Denize girmek ve akşam yemek yemek dışında pek bir aktivite de yok aslında. Sakin tatil arayanlar için mükemmel bir yer. Denizi de mükemmel. Biz gündüzleri deniz, akşamları da etraftaki restoranlarda yemek yemek şeklinde takıldık. Bodrum’daki Adamik Bar’ın sahibinin kardeşi mi, yoksa akrabası mı, öyle bir insan orada bir restoran açmış: Adamik Restoran adında. Orada birkaç akşam yemek yedik. Gayet başarılıydı. Özellikle sakızgırığı köfte ve sakızgırığı tavuk diye iki spesiyaliteleri var. Çok güzeldi. Yalnız bir akşam çok büyük bir turist grubunu ağırladıkları için bizim yemekleri geciktirdiler; ama güleryüzleri ve ikramları ile bu açığı kapatmayı bildiler.
Bir akşam yine orada yemek yerken Şener Şen geldi, restoranın sahibi ile hoş beş etti. Bize de iyi akşamlar falan dedi. Datça’da bir festival varmış, oraya ödül almaya gelmiş galiba. Adamik restoran dışında bizim beğenerek yemek yediğimiz başka bir yer de Şef Restoran idi. Orada da güzel balık yemekleri var, bir de manyak pidesi var karışık pide gibi bir şey ama adı “Manyak Pide”.
Asıl tatilin olayı bizim bir köy düğününe katılmamız oldu. Düğünün olacağı akşamın sabahında, gittiğimiz markette, yemek yediğimiz yerlerde, kaldığımız pansiyonda herkes akşam düğüne gelecek misiniz? diye sormaya başladı. Bütün Palamutbüklüler davetliydi düğüne. Adamik restoranın sahibi istersek bizi düğüne arabasıyla götürebileceğini söyledi, biz de kabul ettik. Böylece bir köy düğünü görmüş olduk. Biraz anlatayım düğünü: Köy meydanına herkes toplanmış. Yaşlı amca ve teyzeler için sandalyeler dizilmiş, isteyen oturuyor. Elinde mikrofon olan bir adam çalacak şarkıları ve kimin şarkıyı istediğini söylüyor. Mesela “oğlan tarafının isteği üzerine kolbastı çalıyoruz” gibi. Gelin ve damat çok gençti. Gelinin belinde kırmızı kuşağı da vardı. Tam teşekküllü bir gelindi yani. Çok Ege ezgisi çalındı. Düğün sahipleri ve davetliler çok güzel danslar yaptı bu ezgiler eşliğinde. Benim gibi İç Anadolu’nun bağrından kopmuş biri için çok ilginçti. Biz de birkaç Ankara havasında oynadık. Gece 1 gibi oradan ayrıldık. Biz ayrılırken çok çılgın danslar pistte hüküm sürüyordu.

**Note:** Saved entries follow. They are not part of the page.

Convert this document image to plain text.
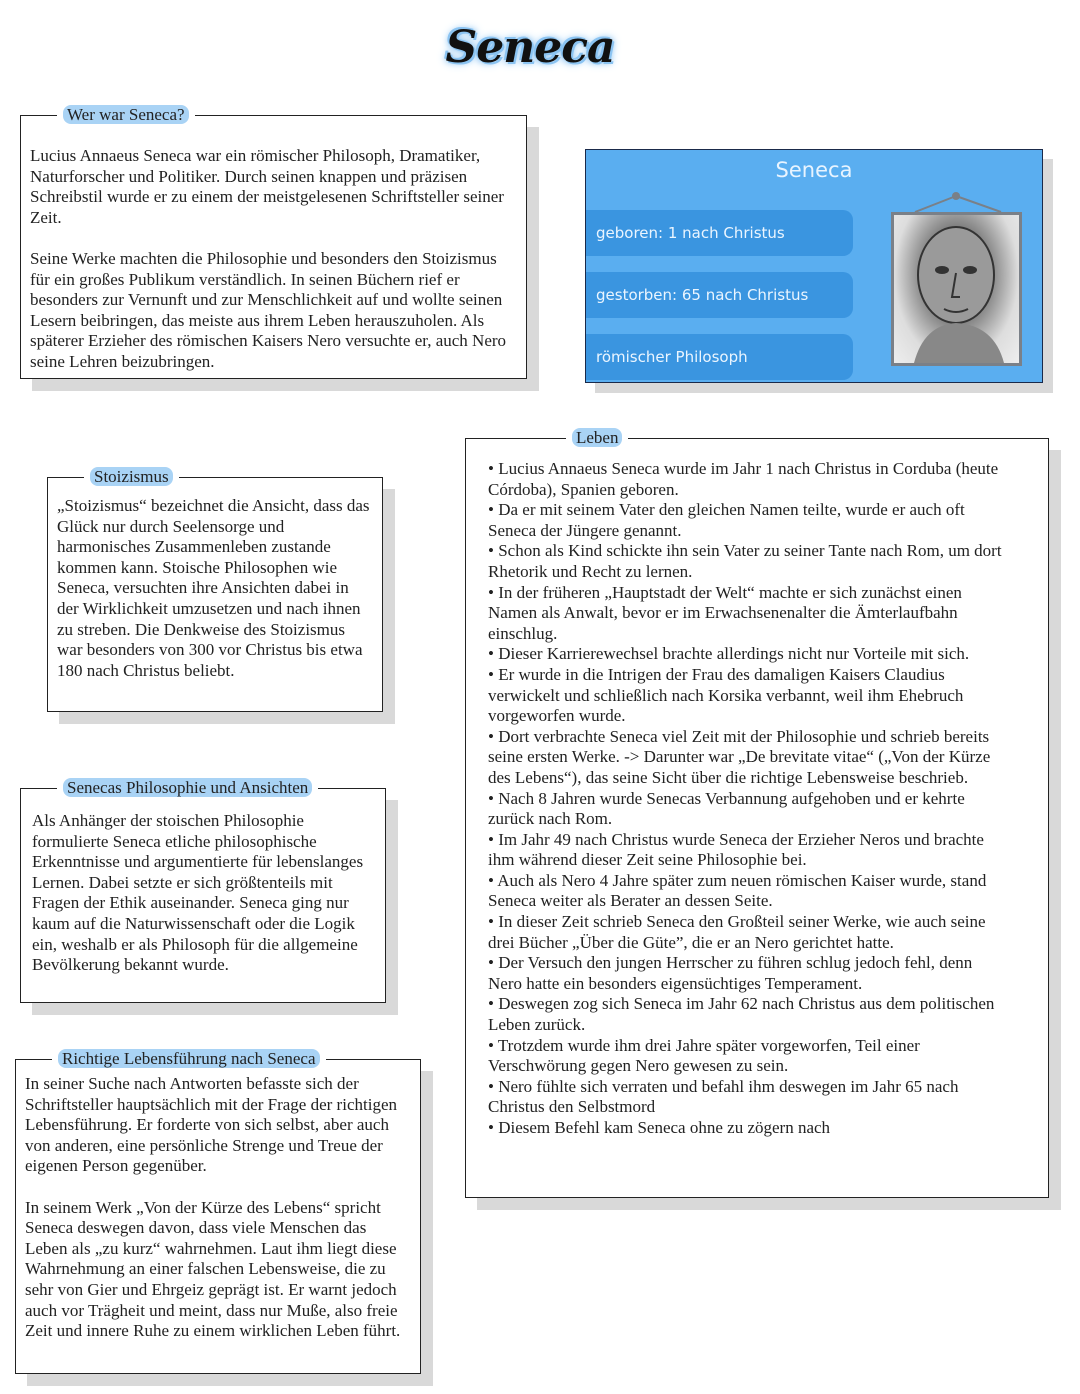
Seneca
Wer war Seneca?

Lucius Annaeus Seneca war ein römischer Philosoph, Dramatiker, Naturforscher und Politiker. Durch seinen knappen und präzisen Schreibstil wurde er zu einem der meistgelesenen Schriftsteller seiner Zeit.

Seine Werke machten die Philosophie und besonders den Stoizismus für ein großes Publikum verständlich. In seinen Büchern rief er besonders zur Vernunft und zur Menschlichkeit auf und wollte seinen Lesern beibringen, das meiste aus ihrem Leben herauszuholen. Als späterer Erzieher des römischen Kaisers Nero versuchte er, auch Nero seine Lehren beizubringen.

Seneca
geboren: 1 nach Christus
gestorben: 65 nach Christus
römischer Philosoph
Stoizismus

„Stoizismus“ bezeichnet die Ansicht, dass das Glück nur durch Seelensorge und harmonisches Zusammenleben zustande kommen kann. Stoische Philosophen wie Seneca, versuchten ihre Ansichten dabei in der Wirklichkeit umzusetzen und nach ihnen zu streben. Die Denkweise des Stoizismus war besonders von 300 vor Christus bis etwa 180 nach Christus beliebt.

Senecas Philosophie und Ansichten

Als Anhänger der stoischen Philosophie formulierte Seneca etliche philosophische Erkenntnisse und argumentierte für lebenslanges Lernen. Dabei setzte er sich größtenteils mit Fragen der Ethik auseinander. Seneca ging nur kaum auf die Naturwissenschaft oder die Logik ein, weshalb er als Philosoph für die allgemeine Bevölkerung bekannt wurde.

Richtige Lebensführung nach Seneca

In seiner Suche nach Antworten befasste sich der Schriftsteller hauptsächlich mit der Frage der richtigen Lebensführung. Er forderte von sich selbst, aber auch von anderen, eine persönliche Strenge und Treue der eigenen Person gegenüber.

In seinem Werk „Von der Kürze des Lebens“ spricht Seneca deswegen davon, dass viele Menschen das Leben als „zu kurz“ wahrnehmen. Laut ihm liegt diese Wahrnehmung an einer falschen Lebensweise, die zu sehr von Gier und Ehrgeiz geprägt ist. Er warnt jedoch auch vor Trägheit und meint, dass nur Muße, also freie Zeit und innere Ruhe zu einem wirklichen Leben führt.

Leben

• Lucius Annaeus Seneca wurde im Jahr 1 nach Christus in Corduba (heute Córdoba), Spanien geboren.

• Da er mit seinem Vater den gleichen Namen teilte, wurde er auch oft Seneca der Jüngere genannt.

• Schon als Kind schickte ihn sein Vater zu seiner Tante nach Rom, um dort Rhetorik und Recht zu lernen.

• In der früheren „Hauptstadt der Welt“ machte er sich zunächst einen Namen als Anwalt, bevor er im Erwachsenenalter die Ämterlaufbahn einschlug.

• Dieser Karrierewechsel brachte allerdings nicht nur Vorteile mit sich.

• Er wurde in die Intrigen der Frau des damaligen Kaisers Claudius verwickelt und schließlich nach Korsika verbannt, weil ihm Ehebruch vorgeworfen wurde.

• Dort verbrachte Seneca viel Zeit mit der Philosophie und schrieb bereits seine ersten Werke. -> Darunter war „De brevitate vitae“ („Von der Kürze des Lebens“), das seine Sicht über die richtige Lebensweise beschrieb.

• Nach 8 Jahren wurde Senecas Verbannung aufgehoben und er kehrte zurück nach Rom.

• Im Jahr 49 nach Christus wurde Seneca der Erzieher Neros und brachte ihm während dieser Zeit seine Philosophie bei.

• Auch als Nero 4 Jahre später zum neuen römischen Kaiser wurde, stand Seneca weiter als Berater an dessen Seite.

• In dieser Zeit schrieb Seneca den Großteil seiner Werke, wie auch seine drei Bücher „Über die Güte”, die er an Nero gerichtet hatte.

• Der Versuch den jungen Herrscher zu führen schlug jedoch fehl, denn Nero hatte ein besonders eigensüchtiges Temperament.

• Deswegen zog sich Seneca im Jahr 62 nach Christus aus dem politischen Leben zurück.

• Trotzdem wurde ihm drei Jahre später vorgeworfen, Teil einer Verschwörung gegen Nero gewesen zu sein.

• Nero fühlte sich verraten und befahl ihm deswegen im Jahr 65 nach Christus den Selbstmord

• Diesem Befehl kam Seneca ohne zu zögern nach
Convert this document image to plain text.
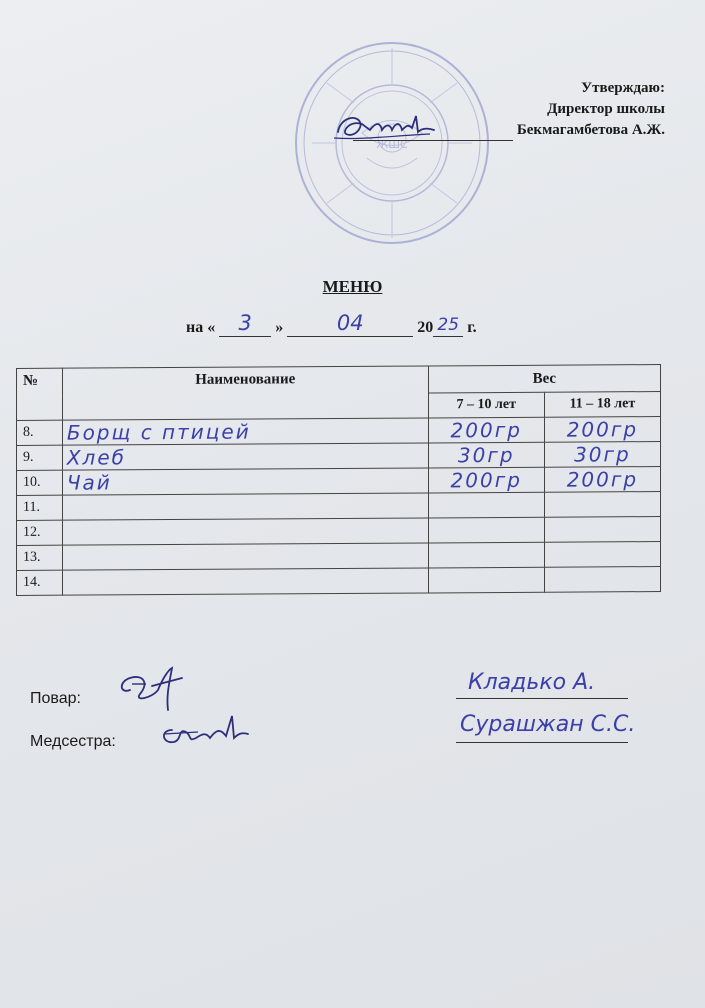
ЖШС
Утверждаю:
Директор школы
Бекмагамбетова А.Ж.
МЕНЮ
на «	3	»	04	20 25 г.
№	Наименование	Вес	
		7 – 10 лет	11 – 18 лет
8.	Борщ с птицей	200гр	200гр
9.	Хлеб	30гр	30гр
10.	Чай	200гр	200гр
11.			
12.			
13.			
14.			
Повар:
Кладько А.
Медсестра:
Сурашжан С.С.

Son akşamımızda da Datça’ya gittik. Oradan bal, badem ve zeytinyağı aldık. Deniz kenarındaki restoranların birinde yemek yedik. Ama pek memnun kalmadık, hatta arkadaşın midesi biraz rahatsız oldu. Sonra taksiyle Palamutbükü’ne döndük.”
Ben de gittim buraya bu sene.Yazacağım bir ara…
Resim pbphotography’den
İmza D.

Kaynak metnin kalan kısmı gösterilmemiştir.